Le retour des informateurs anonymes :
Cette ficelle narrative - usuelle dans les X-Files (cf. Gorge Profonde, X, Les Lone Gunmen, etc.) - profite maintenant à Doggett. Le but recherché est double :
1°) nous présenter ce nouveau personnage comme fiable et compétant mais aussi en partie mystérieux ; d'où tient-il cet énigmatique "contact" providentiel qui glisse le dossier de Gibson sous sa porte ?
2°) placer d'emblée Doggett sur un pied d'égalité avec Scully où Skinner. Il a ses sources, ses méthodes, ses théories et elles valent bien celles des autres.

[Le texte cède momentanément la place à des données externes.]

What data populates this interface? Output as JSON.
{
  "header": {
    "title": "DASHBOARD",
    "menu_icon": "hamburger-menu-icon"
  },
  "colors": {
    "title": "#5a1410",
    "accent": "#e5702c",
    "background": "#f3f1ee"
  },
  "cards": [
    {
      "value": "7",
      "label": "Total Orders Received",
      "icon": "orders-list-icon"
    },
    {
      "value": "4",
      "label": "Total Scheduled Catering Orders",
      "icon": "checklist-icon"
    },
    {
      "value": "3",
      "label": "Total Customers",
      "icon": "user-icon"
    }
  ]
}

Du coup, Scully enquête de son côté avec Skinner et les deux équipes (l'officielle et l'officieuse) se tirent dans les pattes ! Comment ne pas y voir une critique à peine voilée du fonctionnement des services de renseignement américains. Des agences rivales qui enquêtent sur un même sujet et se paralysent mutuellement, voilà qui ne relève guère de la fiction mais de la triste réalité. sans parler des espions amateurs (tels les pittoresques Lone Gunmen) qui risquent toujours d'entraver la progression d'une investigation, voir d'empêcher l'appréhension d'un coupable (cf. le non moins sympathique Max Fenig dans 1X09 Fallen Angel).
Tout se passe donc comme si, depuis la disparition de Mulder, la paranoïa avait contaminé tous les personnages (voir suite : 8X02 Without/Chasse à l'homme II).